A winning combination

While the pandemic spurred the research, Scotty worked with the startup studio’s entrepreneur team to determine what applications might make the best entry point in the market.

“The concept of breath analysis is very broad,” he said. “You could apply the same concept to virtually anything because lots of diseases result in VOCs in your breath.”

The startup studio team Scotty has been working with consists of a health insurance director, a physician and a medical technologist who bring broad expertise from the medical landscape. During the process of the startup studio, which ran from February through May, the team identified sepsis as one of the life-threatening conditions that this technology could help detect.

This became the basis for the final presentation in June for the studio’s Converge 2025 competition that showcased the final pitches for breakthrough technologies. The team earned the Judge’s Choice award for their entrepreneurial pitch to use Sandia’s technology to detect sepsis.

“The judges are really looking at market fit, next steps and future road map,” said Kristi Rose, project manager for FedTech, which runs the startup studio for DHS. “Winning Judge’s Choice was due to the team having a great relationship with the tech transfer office at Sandia and also the great relationship they have with the inventor, Scotty.”

Since completion of the startup studio, the team of entrepreneurs incorporated as BioChem Medical and is actively negotiating a license with Sandia, writing government funding proposals and seeking private investors. While the startup studio officially ended, Scotty continues to meet with them and learn about their progress in obtaining funding.

“It’s such a cool program because a lot of times we invent something but there’s no clear mechanism to get it out into the world,” Scotty said. “It’s very valuable to have something like this that brings people together.”

Waiting to exhale

In addition to having the ability to detect COVID-19, influenza, sepsis, lung cancer, kidney failure and a host of other infections, the MOF technology could one day be used to detect fentanyl.

The research team, also composed of Mike Chandross and Dorina Sava Gallis, is working to integrate existing Sandia inventions with the MOF VOC sensor technology to create a portable solution — about the size of a shoebox — that could allow first responders to quickly determine if someone has fentanyl in their system so they can receive life-saving treatment.
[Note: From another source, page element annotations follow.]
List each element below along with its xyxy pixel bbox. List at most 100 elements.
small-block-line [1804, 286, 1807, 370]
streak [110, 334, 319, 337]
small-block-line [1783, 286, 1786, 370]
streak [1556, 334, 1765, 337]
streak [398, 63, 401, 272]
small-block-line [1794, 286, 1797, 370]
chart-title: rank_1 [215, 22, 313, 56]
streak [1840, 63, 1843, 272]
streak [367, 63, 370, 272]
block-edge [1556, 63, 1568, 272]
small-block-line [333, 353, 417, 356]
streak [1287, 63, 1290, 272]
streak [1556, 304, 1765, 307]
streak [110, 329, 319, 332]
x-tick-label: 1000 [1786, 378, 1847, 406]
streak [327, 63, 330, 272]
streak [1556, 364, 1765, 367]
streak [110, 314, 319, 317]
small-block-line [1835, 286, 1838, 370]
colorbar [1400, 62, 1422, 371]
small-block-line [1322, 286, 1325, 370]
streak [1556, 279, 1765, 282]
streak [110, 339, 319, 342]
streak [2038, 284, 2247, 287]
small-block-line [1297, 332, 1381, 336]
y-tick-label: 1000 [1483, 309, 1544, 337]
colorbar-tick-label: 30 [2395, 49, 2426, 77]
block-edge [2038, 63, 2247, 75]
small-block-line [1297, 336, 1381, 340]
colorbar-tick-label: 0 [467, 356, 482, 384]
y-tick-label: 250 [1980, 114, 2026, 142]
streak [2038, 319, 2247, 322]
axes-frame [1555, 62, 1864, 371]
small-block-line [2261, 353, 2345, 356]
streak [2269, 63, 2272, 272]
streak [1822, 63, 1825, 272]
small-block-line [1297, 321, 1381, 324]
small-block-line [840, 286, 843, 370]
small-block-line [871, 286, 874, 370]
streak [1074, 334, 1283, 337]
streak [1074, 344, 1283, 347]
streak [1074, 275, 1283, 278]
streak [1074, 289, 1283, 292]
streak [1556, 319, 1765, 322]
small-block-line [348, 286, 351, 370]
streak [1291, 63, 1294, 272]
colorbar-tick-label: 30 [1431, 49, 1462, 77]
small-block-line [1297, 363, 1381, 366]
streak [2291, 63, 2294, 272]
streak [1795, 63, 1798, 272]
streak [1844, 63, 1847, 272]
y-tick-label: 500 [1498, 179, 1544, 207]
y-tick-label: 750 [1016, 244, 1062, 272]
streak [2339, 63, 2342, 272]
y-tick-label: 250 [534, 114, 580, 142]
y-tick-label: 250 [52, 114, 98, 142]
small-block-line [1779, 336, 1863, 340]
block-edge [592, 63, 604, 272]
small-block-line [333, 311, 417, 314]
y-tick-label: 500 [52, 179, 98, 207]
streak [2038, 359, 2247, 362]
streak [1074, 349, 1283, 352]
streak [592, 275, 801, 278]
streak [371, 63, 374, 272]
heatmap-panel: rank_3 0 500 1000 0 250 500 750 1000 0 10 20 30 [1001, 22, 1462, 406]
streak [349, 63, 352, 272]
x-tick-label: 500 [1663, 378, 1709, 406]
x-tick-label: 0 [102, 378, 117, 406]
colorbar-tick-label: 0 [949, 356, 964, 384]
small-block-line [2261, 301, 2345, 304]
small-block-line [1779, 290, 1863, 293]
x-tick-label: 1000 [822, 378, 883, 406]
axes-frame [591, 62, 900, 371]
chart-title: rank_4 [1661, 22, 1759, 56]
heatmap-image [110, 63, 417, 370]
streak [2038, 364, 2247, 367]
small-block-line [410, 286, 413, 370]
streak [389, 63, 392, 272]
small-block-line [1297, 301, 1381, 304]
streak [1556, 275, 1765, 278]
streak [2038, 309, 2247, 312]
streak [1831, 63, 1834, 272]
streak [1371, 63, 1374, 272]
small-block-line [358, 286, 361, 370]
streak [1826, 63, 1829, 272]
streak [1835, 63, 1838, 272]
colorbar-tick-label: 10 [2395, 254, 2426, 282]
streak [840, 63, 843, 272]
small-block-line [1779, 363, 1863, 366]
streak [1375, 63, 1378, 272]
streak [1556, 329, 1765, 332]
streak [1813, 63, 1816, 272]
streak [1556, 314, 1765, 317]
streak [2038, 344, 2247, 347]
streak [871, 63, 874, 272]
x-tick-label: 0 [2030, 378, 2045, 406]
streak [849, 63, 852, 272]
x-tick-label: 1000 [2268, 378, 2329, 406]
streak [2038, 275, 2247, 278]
“These detection systems are important for the Department of Homeland Security for fentanyl, for diseases and for the overall health of our country,” Bob said, reflecting on licensing opportunities. “This would be the first real commercialization of Sandia’s MOF technologies.”

Jason echoed how great it feels to watch Sandia’s research of MOFs be considered for helping both in a diagnostic sense and in the interest of national security.

“It’s really neat to see that tech maturation from testing these little MOFs in my lab and getting data to having the potential to be turned into a product that will help people and provide other diagnostic capability,” he said.

The technology is currently patent pending, and Scotty is looking forward to seeing how far it can go while working with the BioChem Medical team he connected with during the startup studio.

“One of the neat things about this project is this was led by molecular-level simulation, so it started very fundamental with theory and then moved up through benchtop synthesis and lab tests,” Scotty said. “And now, hopefully — fingers crossed — it becomes a real product. A lot of times people in simulations work at a very low Technology Readiness Level, and we’re a bit far removed from the real-world application of things. Seeing something all the way through from a model on a computer to potentially a real product is gratifying.”